Reputation: 75127
I got the features of some sound variables with MFCC Algorithm. I want to cluster them with K-Means. I have 70 frames and every frame has 9 cepstral coefficients for one voice sample. It means that I have something like a 70*9 size matrix.
Let's assume that A, B and C are the voice records so
A is:
List<List<Double>> -> 70*9 array (I can use Vector instead of List)
and also B and C has same lengths too.
I don't want to cluster each frame, I want to cluster each frame block(at my example one group has 70 frames).
How can I implement it with K-Means at Java?
Upvotes: 3
Views: 2552
Reputation: 77454
K-Means has some pretty tough assumptions on your data. I'm not convinced that your data is appropriate to run k-means on it.

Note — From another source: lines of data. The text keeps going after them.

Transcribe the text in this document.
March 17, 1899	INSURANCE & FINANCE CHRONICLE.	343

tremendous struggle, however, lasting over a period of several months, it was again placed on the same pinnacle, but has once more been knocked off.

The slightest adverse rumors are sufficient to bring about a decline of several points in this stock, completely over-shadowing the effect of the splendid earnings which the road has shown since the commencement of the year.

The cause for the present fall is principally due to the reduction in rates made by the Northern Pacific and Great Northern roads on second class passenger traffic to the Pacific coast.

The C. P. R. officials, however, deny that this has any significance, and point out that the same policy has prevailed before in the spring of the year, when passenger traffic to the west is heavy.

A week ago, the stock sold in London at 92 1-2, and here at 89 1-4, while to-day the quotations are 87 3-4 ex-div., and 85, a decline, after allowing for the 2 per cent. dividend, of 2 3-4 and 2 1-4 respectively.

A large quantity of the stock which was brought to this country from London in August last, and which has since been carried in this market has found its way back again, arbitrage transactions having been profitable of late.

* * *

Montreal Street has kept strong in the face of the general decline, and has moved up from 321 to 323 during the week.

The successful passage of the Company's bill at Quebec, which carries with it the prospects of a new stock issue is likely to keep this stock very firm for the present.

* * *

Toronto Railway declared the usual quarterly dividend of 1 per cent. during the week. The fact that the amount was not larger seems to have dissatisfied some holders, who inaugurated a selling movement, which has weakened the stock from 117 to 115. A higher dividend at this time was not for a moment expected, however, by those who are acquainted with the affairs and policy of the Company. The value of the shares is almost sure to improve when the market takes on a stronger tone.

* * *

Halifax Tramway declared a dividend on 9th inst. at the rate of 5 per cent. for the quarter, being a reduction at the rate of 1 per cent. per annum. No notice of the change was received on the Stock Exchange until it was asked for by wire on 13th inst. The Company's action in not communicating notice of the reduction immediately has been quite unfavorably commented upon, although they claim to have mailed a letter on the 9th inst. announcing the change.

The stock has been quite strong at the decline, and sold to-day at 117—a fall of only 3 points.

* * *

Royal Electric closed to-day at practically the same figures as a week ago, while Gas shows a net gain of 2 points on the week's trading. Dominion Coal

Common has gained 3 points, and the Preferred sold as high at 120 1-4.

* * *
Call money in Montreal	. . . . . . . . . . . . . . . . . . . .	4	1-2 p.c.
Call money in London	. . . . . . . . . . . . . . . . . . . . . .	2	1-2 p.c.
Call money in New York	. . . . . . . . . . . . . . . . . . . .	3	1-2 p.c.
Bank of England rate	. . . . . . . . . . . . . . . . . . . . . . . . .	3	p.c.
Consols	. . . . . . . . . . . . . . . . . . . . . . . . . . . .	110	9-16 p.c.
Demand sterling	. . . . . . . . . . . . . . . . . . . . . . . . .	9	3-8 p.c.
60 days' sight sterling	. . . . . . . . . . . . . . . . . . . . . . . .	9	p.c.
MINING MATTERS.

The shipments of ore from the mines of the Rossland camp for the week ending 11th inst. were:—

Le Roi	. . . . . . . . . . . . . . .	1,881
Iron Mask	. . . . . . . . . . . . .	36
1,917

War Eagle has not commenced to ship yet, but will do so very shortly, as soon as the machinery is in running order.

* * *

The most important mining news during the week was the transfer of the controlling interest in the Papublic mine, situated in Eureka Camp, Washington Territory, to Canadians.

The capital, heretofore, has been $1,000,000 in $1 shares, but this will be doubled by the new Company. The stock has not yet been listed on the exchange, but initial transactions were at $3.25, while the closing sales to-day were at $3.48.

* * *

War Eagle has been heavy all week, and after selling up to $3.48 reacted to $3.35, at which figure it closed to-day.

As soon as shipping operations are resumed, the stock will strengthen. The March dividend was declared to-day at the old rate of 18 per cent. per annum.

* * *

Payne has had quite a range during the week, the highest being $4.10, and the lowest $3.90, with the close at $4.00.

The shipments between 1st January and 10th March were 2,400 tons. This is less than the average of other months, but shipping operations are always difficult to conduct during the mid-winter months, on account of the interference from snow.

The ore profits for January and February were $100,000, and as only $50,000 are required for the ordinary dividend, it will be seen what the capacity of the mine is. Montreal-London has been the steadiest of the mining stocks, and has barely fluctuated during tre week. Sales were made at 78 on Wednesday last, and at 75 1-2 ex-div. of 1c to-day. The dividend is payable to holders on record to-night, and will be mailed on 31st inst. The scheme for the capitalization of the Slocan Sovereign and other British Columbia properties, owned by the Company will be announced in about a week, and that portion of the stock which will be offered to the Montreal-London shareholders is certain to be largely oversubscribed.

Side note: keep away from Java generics for primitive type such as Double. It kills performance. Use double[][]
.
Upvotes: 0
Reputation: 5144
Here's where your knowledge of the problem domain becomes crucial. You might just use a distance between the 70*9 matrices but you can probably better. I don't know the particular features you mention, but some generic examples might be average, standard deviation of the 70 values per feature. You're basically looking to reduce the num of dimensions, both to improve speed but also to make the measure robust against sImple transformations, like offsetting all values by one step
Upvotes: 3